The requests are not restricted to old news items but include some recent high-profile reports of companies who lost out following the de-allocation of coal blocks by the Supreme Court. A builder wanted to remove the name of the building in which a fatal accident happened. Another writer wanted to take down a report of a court proceeding, as the case was later resolved through an out-of-court settlement. A writer from Delhi wanted to remove the web link for a story because a political party was using the report during the election to fix its opponents.
First, let’s look at the background to the European Union’s Court ruling. A Spanish citizen, Costeja González, was in financial trouble way back in 1998, and his home loan foreclosure notices appeared in a Spanish newspaper La Vanguardia . But because the original purpose of the notice to attract a potential buyer had lapsed, he wanted the newspaper to remove them. He lodged a complaint with the Agencia Española de Protección de Datos (Spanish Data Protection Agency, the AEPD) against the newspaper and against Google. The AEPD rejected the complaint against La Vanguardia , taking the view that the information in question had been lawfully published by it. On the other hand, the complaint was upheld as regards Google Spain and Google Inc, and the two companies were requested “to withdraw the data from their index and to render access to the data impossible in the future.” The case was escalated to the Spanish National Court, and later referred to the Court of Justice of the European Union.
Important aspects of EU Court rulingThe EU Court’s ruling covered three important aspects: the territoriality of EU rules, the applicability of EU data protection rules to a search engine and the right to be forgotten. The court ruled that even if the physical server of a company processing data is located outside Europe, EU rules apply to search engine operators if they have a branch or a subsidiary in a Member State which promotes the selling of advertising space offered by the search engine. On the applicability of EU data protection rules to a search engine, it maintained that search engines are controllers of personal data and Google therefore cannot escape its responsibilities before European law when handling personal data by saying it is a search engine. EU data protection law applies and so does the right to be forgotten. On the question of the right to be forgotten, the European Court held that individuals do have the right — under certain conditions — to ask search engines to remove links with personal information about them. However, it maintained that the right to be forgotten is not absolute and it always needs to be balanced with other fundamental rights, such as the freedom of expression and of the media.
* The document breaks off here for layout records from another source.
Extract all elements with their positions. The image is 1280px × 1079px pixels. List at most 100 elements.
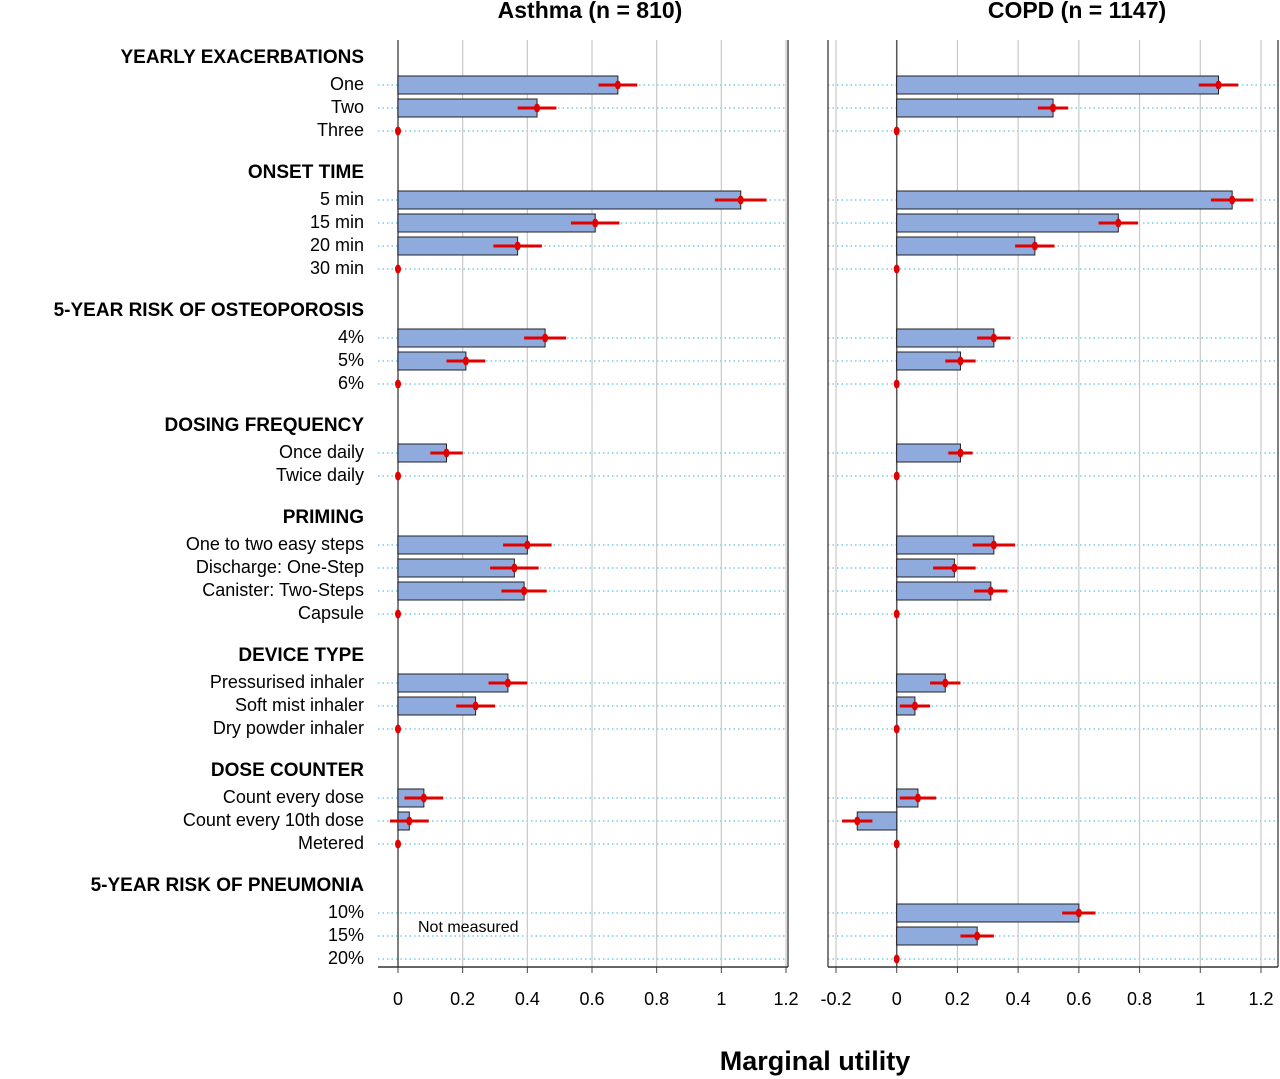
y-tick-label: One to two easy steps (186, 534, 364, 554)
point (406, 816, 413, 826)
point (395, 724, 401, 734)
point (420, 793, 427, 803)
x-tick-label: 0.8 (644, 989, 669, 1009)
point (1031, 241, 1038, 251)
point (443, 448, 450, 458)
point (395, 609, 401, 619)
point (472, 701, 479, 711)
point (893, 379, 900, 389)
y-tick-label: Metered (298, 833, 364, 853)
point (893, 264, 900, 274)
y-tick-label: One (330, 74, 364, 94)
point (534, 103, 541, 113)
point (951, 563, 958, 573)
point (737, 195, 744, 205)
point (893, 609, 900, 619)
group-title: 5-YEAR RISK OF OSTEOPOROSIS (54, 300, 364, 321)
group-title: DOSE COUNTER (211, 760, 364, 781)
point (911, 701, 918, 711)
x-tick-label: 0 (393, 989, 403, 1009)
point (395, 126, 401, 136)
bar (896, 75, 1219, 95)
y-tick-label: Count every dose (223, 787, 364, 807)
x-tick-label: 1 (1195, 989, 1205, 1009)
point (395, 839, 401, 849)
group-title: 5-YEAR RISK OF PNEUMONIA (91, 875, 365, 896)
x-tick-label: 1 (716, 989, 726, 1009)
y-tick-label: 5% (338, 350, 364, 370)
point (893, 724, 900, 734)
point (592, 218, 599, 228)
x-tick-label: 1.2 (773, 989, 798, 1009)
bar (896, 190, 1233, 210)
point (514, 241, 521, 251)
x-tick-label: 0.2 (450, 989, 475, 1009)
bar (896, 903, 1080, 923)
y-tick-label: 15% (328, 925, 364, 945)
group-title: PRIMING (283, 507, 364, 528)
bar (896, 98, 1054, 118)
annotation: Not measured (418, 919, 519, 936)
panel-title: COPD (n = 1147) (988, 0, 1166, 23)
x-tick-label: -0.2 (820, 989, 851, 1009)
point (987, 586, 994, 596)
point (854, 816, 861, 826)
x-tick-label: 0.6 (579, 989, 604, 1009)
y-tick-label: Two (331, 97, 364, 117)
y-tick-label: Capsule (298, 603, 364, 623)
point (511, 563, 518, 573)
y-tick-label: Soft mist inhaler (235, 695, 364, 715)
y-tick-label: Count every 10th dose (183, 810, 364, 830)
panel-title: Asthma (n = 810) (498, 0, 683, 23)
y-tick-label: 6% (338, 373, 364, 393)
y-tick-label: 10% (328, 902, 364, 922)
y-tick-label: 5 min (320, 189, 364, 209)
point (504, 678, 511, 688)
point (957, 356, 964, 366)
x-axis-label: Marginal utility (720, 1046, 911, 1076)
x-tick-label: 0.4 (515, 989, 540, 1009)
point (990, 333, 997, 343)
y-tick-label: 15 min (310, 212, 364, 232)
point (893, 471, 900, 481)
point (395, 471, 401, 481)
x-tick-label: 0.6 (1066, 989, 1091, 1009)
bar (397, 98, 538, 118)
x-tick-label: 1.2 (1248, 989, 1273, 1009)
y-tick-label: Canister: Two-Steps (202, 580, 364, 600)
point (1050, 103, 1057, 113)
bar (397, 213, 596, 233)
point (893, 126, 900, 136)
group-title: ONSET TIME (248, 162, 364, 183)
group-title: DOSING FREQUENCY (164, 415, 364, 436)
x-tick-label: 0.4 (1006, 989, 1031, 1009)
y-tick-label: Once daily (279, 442, 364, 462)
point (1115, 218, 1122, 228)
x-tick-label: 0 (892, 989, 902, 1009)
bar (397, 75, 619, 95)
point (462, 356, 469, 366)
y-tick-label: Discharge: One-Step (196, 557, 364, 577)
point (974, 931, 981, 941)
point (914, 793, 921, 803)
y-tick-label: 20% (328, 948, 364, 968)
y-tick-label: Dry powder inhaler (213, 718, 364, 738)
y-tick-label: Three (317, 120, 364, 140)
point (395, 264, 401, 274)
point (1215, 80, 1222, 90)
point (942, 678, 949, 688)
bar (896, 213, 1119, 233)
y-tick-label: Pressurised inhaler (210, 672, 364, 692)
y-tick-label: 30 min (310, 258, 364, 278)
x-tick-label: 0.8 (1127, 989, 1152, 1009)
y-tick-label: 4% (338, 327, 364, 347)
point (542, 333, 549, 343)
point (893, 954, 900, 964)
y-tick-label: Twice daily (276, 465, 364, 485)
point (524, 540, 531, 550)
y-tick-label: 20 min (310, 235, 364, 255)
bar (397, 328, 546, 348)
x-tick-label: 0.2 (945, 989, 970, 1009)
point (957, 448, 964, 458)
The way Google responded to this ruling has raised many ethical and philosophical questions. A recent article in The Guardian by Julia Powles, a researcher in law and technology at the University of Cambridge, and Enrique Chaparro, an information security specialist of an Argentine digital rights organisation, talked about how Google determined our right to be forgotten, in the wake of the judgment, and what society loses when a private corporation rules public information. They argue that forgetting and remembering are complex, messy, human processes and that our minds reconstruct, layer, contextualise and sediment in a way that is vastly different from the world wide web. They cite the original research paper presented by Google founders Sergey Brin and Larry Page to draw our attention to the real problem: the black box algorithms of the search engines. Ms. Powles and Mr. Chaparro explain how the search engines take the entire corpus of unrelated, uncontrollable documents on the web and give it perpetual, decontextualised freshness.
The important takeaway from their article is: “The point of having rights against search engines is not to manipulate memory or eliminate information, but to make it less prominent, where justified, and combat the side effects of this uniquely modern phenomenon that information is instantly, globally, and perpetually accessible.” And this provides the rationale for The Hindu ’s policy on takedown requests.
Reports that have been published are factual accounts of events and have met the editorial standards of the newspaper. The archives section of the newspaper’s website is a repository of reportage and articles published at different points of time. The governing policy is to neither withdraw nor alter the content when the reporting itself was not in error or vitiated by any other factors. As the issue here is one of Internet search engines bringing up the material from a link, it essentially needs to be addressed to the search engines, and not the publisher of the material. The newspaper, based on its editorial judgment, may consider follow-up reporting if any subsequent developments warrant one. The Hindu ’s exemplary tradition of a general daily newspaper of record also comes from the fact that it studiously refrains from altering its published content.